Sensible World of Soccer ’95/’96 (Amiga, Sensible Software, 1995)

Nel 1986 comincia l’avventura di Jon Hare e Chris Yates al timone della Sensible Software. Dopo un primo ottimo approccio al mondo calcistico con Microprose Soccer (1988) dove compare la famosissima visuale a “volo d’uccello”, nel 1992 danno alla luce uno dei titoli più giocati e acclamati nel mondo dei giochi di calcio… Sensible Soccer! La serie è composta da ben undici versioni, riuscendo a migliorarsi di volta in volta introducendo piccole novità sia grafiche sia per quanto riguarda il gameplay. Nel 1994 Sensible Soccer cambia nome e si trasforma in Sensible World of Soccer… ed è tutto un altro “mondo”…

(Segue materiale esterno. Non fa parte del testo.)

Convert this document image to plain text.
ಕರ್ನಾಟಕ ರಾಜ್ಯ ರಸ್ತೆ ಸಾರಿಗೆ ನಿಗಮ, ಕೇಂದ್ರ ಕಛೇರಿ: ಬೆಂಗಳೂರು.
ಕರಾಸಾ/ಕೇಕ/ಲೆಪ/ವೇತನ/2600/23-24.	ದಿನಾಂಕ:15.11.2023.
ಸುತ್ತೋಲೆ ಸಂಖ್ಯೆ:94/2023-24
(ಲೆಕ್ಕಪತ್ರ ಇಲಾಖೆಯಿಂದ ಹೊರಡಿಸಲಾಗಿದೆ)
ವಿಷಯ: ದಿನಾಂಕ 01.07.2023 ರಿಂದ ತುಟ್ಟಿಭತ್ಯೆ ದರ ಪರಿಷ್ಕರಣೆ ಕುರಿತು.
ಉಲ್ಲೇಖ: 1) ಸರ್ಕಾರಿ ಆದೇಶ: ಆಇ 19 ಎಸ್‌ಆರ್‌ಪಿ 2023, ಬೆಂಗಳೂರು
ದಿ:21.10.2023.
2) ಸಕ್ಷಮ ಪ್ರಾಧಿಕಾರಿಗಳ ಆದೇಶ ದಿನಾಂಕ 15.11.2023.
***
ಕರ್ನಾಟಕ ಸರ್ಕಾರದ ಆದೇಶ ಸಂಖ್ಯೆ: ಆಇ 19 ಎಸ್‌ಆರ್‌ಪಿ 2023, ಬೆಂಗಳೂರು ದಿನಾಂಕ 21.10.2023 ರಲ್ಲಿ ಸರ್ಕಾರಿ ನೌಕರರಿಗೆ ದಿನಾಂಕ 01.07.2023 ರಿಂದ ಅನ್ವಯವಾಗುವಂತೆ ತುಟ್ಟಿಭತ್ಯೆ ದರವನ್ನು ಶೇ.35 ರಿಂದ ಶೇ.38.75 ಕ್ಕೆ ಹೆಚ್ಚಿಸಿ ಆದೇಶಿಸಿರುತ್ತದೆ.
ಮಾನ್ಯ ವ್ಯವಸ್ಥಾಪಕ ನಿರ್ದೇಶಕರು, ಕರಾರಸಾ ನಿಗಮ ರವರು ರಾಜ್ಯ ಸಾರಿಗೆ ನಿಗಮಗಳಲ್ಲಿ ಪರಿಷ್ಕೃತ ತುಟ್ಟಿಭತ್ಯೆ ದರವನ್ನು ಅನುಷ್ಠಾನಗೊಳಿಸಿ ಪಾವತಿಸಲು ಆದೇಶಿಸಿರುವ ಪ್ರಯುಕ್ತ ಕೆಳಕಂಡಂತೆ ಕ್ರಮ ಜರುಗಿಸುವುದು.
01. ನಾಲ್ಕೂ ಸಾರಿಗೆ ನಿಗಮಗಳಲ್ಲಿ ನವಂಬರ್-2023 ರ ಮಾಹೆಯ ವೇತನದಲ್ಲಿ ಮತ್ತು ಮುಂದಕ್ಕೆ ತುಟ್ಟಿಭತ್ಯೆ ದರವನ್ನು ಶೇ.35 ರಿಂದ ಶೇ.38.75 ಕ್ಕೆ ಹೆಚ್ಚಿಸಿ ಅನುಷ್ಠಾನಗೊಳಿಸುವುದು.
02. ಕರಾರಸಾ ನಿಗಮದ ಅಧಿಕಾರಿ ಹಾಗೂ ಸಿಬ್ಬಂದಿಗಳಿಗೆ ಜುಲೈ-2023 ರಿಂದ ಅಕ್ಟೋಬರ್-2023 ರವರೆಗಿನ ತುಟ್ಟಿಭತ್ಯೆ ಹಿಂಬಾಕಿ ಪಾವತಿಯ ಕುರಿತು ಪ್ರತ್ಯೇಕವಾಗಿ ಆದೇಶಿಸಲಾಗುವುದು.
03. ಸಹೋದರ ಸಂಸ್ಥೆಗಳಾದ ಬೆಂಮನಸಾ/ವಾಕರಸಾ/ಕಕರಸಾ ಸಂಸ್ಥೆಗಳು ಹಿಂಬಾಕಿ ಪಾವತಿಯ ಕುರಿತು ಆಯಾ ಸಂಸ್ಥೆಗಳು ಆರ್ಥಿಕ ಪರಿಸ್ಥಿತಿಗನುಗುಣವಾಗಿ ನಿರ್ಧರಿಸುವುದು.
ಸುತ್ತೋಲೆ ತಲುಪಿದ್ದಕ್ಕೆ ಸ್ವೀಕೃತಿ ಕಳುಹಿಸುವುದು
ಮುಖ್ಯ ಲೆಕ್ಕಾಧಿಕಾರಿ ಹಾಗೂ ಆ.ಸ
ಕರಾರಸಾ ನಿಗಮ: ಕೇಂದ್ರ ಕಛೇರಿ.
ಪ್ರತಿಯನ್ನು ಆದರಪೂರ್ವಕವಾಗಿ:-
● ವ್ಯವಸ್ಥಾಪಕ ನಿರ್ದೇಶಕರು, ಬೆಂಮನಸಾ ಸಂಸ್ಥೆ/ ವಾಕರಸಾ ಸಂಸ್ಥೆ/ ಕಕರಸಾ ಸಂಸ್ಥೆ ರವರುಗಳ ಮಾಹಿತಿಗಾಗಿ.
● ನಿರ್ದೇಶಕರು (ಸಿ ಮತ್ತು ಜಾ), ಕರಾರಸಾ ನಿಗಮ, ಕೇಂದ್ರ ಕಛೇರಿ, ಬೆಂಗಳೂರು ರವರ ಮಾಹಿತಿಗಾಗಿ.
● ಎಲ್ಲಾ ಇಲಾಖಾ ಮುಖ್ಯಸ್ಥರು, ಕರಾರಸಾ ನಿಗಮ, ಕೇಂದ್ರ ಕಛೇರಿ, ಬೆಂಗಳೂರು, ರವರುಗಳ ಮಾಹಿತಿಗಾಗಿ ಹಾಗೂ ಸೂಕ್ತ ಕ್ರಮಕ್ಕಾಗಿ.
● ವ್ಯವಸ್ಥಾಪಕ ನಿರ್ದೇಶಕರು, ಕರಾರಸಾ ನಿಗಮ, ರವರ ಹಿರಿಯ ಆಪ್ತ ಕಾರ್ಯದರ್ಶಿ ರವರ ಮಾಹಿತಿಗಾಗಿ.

La prima cosa che mi colpì, rispetto alle versioni precedenti, era l’enorme quantità di squadre presenti! Era praticamente racchiuso tutto il mondo calcistico in un piccolissimo floppy… un database che comprendeva anche il campionato indiano, giapponese, cinese, australiano, quello delle Far Oer, quelli africani, scandinavi, sudamericani… insomma tutto tutto tutto… favoloso!!! Era la prima volta che vedevo una cosa del genere e le novità non erano finite… Girando per il menù (molto semplice) tra le classiche modalità “FRIENDLY”, “SEASON”, “OPTION” e quelle di editing per modificare squadre e calciatori, ne spunta una mai vista… “CAREER”… al centro, in basso… ed è li che SWOS da il meglio di sè, dando ad ognuno di voi la possibilità di realizzare il sogno di fare carriera nel mondo del calcio. Potrete comprare giocatori, scegliere le tattiche, la formazione da mandare in campo e, quando non avrete più gli stimoli giusti per continuare con quella squadra, potrete liberamente cambiare team in base alle offerte che vi arriveranno a fine anno e continuare altrove la vostra carriera… Naturalmente potrete partecipare a tutte le competizioni esistenti, dalla Coppa dei Campioni alla Coppa Libertadores, passando per tutte le coppe minori di ogni campionato… in più, se riuscirete ad allenare una Nazionale, avrete la possibilità di partecipare ai Mondiali e agli Europei partendo dalle qualificazioni e scegliendo voi stessi i giocatori da convocare! …Fantastico…
Una volta scelta la tipologia di sfida a cui vogliamo partecipare, ci imbattiamo nel “menu squadre” dove andremo a scegliere il club o la nazionale con la quale giocare. Scelta la squadra, è il turno della formazione da mandare in campo. Ogni giocatore è contrassegnato da un numero di stelle pari al suo valore, in questo modo sarà più semplice scegliere i giocatori da utilizzare.
Fatta la formazione, è giunto il momento di scendere in campo. Ogni partita ha una durata standard di 3 minuti modificabile in “OPTION”. Le squadre entrano in campo e notiamo subito la famosa inquadratura a “volo d’uccello” tipica della serie. Battuto il calcio d’inizio ci si rende subito conto del divertimento che questo gioco è in grado di generare, con azioni veloci e frenetiche, colpi di testa “volanti” e tiri da centrocampo. Altra caratteristica fondamentale riguarda la risposta del pallone… Giochi d’effetto, pallonetti, passaggi, il tutto avviene con un semplice movimento dello stick, senza nessuna combinazione di tasti, perché in SWOS basta un solo tasto e il movimento dello stick per rendere tutto ciò possibile… C’è da dire che giocarci per la prima volta può essere frustante essendo abituati ai vari FIFA e PES, ma con la semplicità e l’immediatezza dei suoi meccanismi non ci metterete molto ad imparare, e una volta capito come funziona.. beh, ragazzi non vi staccherete più… ve lo garantisco!!!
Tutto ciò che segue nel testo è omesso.